Note: still very much in beta. It "works for us", but is built to also work for others with minor modificaiton. There are still a few improvements to be made under the hood though.
Datamerge is a command-line tool intended for statistically sound merging and/or (re)binning of input datasets. It is a pretty flexible program that can be used for a few different things:
- initial binning of 2D data into a 1D curve.
- rebinning a 1D dataset to use fewer points or using a different spacing arrangement between points (see details for faster execution below)
- merging multiple datasets into a single, wide-range dataset. This is great for getting good datapoint statistics.
It can probably also be run from a Jupyter notebook, but the main intention is to make this part of the standard data processing pipeline.
It runs using settings read from a configuration file (in YAML format), see mergeConfig.yaml in default or mergeConfigExample.yaml in tests.
If you would like to test this, the required dataset is available here: https://figshare.com/articles/dataset/Test_dataset_for_dataMerge/21655646
once unpacked in the correct directory ([your datamerge directory]/tests/), datamerge can be run using the command line from its directory:
'''python python main.py -f .\tests\data\20220925\autoproc\group_6\ -C .\tests\mergeConfigExample.yaml -o test.nxs '''
Input files can be provided as a list on the command line, or as a path to a directory. In that case, the files are found using the "globKey" provided (if not default). Input files should be NeXus files processed using DAWN (reader is in the readersandwriters).
Input files are read, their qmin and qmax determined, and optionally clipped to a range specified in the datamerge configuration file. These clipping settings can be set for none, some or all input files, either based on index (input files are sorted with smallest qmin first), or based on configuration setting ID.
Data can be autoscaled, this helps when one dataset's vertical scaling is more reliable. Other datasets can be scaled to this.
Merging is done on a bin-by-bin basis.
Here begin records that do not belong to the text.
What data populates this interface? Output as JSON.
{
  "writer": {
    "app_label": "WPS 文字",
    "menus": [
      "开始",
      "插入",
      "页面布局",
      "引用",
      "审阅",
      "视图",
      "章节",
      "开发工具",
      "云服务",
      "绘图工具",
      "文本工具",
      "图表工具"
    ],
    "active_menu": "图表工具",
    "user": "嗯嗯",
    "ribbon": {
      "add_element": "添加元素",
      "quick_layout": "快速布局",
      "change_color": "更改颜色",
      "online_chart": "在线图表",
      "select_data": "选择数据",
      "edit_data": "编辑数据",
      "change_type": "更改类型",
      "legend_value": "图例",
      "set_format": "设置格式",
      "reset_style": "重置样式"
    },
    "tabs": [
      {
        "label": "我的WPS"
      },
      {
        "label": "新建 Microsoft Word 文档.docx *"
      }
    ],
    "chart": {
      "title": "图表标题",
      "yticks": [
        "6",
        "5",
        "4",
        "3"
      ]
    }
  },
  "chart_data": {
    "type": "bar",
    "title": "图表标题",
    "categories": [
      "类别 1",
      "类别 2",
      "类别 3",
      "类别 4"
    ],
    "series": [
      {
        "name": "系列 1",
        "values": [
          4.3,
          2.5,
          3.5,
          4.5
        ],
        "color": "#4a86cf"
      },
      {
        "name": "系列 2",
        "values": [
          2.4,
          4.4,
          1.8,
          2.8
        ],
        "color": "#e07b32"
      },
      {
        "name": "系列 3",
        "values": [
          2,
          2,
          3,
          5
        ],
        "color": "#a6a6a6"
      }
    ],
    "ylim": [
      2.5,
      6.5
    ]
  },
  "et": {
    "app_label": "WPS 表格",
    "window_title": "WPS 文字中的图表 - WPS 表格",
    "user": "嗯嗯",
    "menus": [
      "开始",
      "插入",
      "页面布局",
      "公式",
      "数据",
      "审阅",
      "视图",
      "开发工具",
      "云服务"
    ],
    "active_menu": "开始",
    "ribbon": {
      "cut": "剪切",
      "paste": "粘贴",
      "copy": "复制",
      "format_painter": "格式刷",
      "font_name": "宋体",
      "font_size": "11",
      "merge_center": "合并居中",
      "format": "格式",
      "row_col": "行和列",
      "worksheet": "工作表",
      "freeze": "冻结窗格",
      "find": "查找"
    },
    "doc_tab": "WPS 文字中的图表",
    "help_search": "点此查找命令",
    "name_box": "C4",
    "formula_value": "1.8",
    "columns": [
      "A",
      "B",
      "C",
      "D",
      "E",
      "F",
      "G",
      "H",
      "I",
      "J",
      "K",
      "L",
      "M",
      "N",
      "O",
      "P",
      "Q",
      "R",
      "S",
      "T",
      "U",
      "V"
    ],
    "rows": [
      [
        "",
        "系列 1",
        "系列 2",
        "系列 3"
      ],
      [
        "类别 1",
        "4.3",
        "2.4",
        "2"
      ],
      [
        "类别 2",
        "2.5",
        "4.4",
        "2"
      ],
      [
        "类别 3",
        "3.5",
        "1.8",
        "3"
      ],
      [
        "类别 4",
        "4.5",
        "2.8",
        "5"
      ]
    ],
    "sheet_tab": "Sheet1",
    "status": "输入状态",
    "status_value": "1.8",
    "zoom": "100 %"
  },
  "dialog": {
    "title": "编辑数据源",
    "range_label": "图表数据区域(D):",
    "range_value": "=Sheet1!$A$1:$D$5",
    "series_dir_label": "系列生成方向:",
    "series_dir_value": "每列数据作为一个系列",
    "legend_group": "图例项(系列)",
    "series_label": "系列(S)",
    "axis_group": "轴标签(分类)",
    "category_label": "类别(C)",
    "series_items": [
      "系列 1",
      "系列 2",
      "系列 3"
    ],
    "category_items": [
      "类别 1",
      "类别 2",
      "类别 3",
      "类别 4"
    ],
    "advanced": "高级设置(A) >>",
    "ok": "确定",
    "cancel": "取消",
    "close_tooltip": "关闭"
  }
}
By default, the datapoints are weighted by their uncertainty: uncertain datapoints are weighted less heavily than accurate datapoints. This has been described in our recent paper. Additional uncertainty estimates in both I and Q are determined during the binning procedure, which can be used in subsequent analyses.
The implementation includes statistical functions for averaging and uncertainty estimation written in cython, to allow faster rebinning. To employ this faster implementation there is a binstats.pyx
script that needs to be compiled.This is however integrated into the setup.py script available, such that the only requirment to use it, is installed Cython (pip install Cython). Upon installation of a package binstats.so
instance will be automatically created (or .pyd on Windows) compartible with your operational system.
In case you dont want to use the cythonized version, comment out the last line in the setup.py
script and use functions for merging as is.
Datamerge outputs to a NeXus file, containing the results, the datamerge settings, and the input datasets. Output and input datasets can be plotted together in software such as DAWN without further adjustment.
By default, plots are made that allow you to check the configuration of your ranges. Red lines shows the actual data ranges, blue lines show the configured ranges.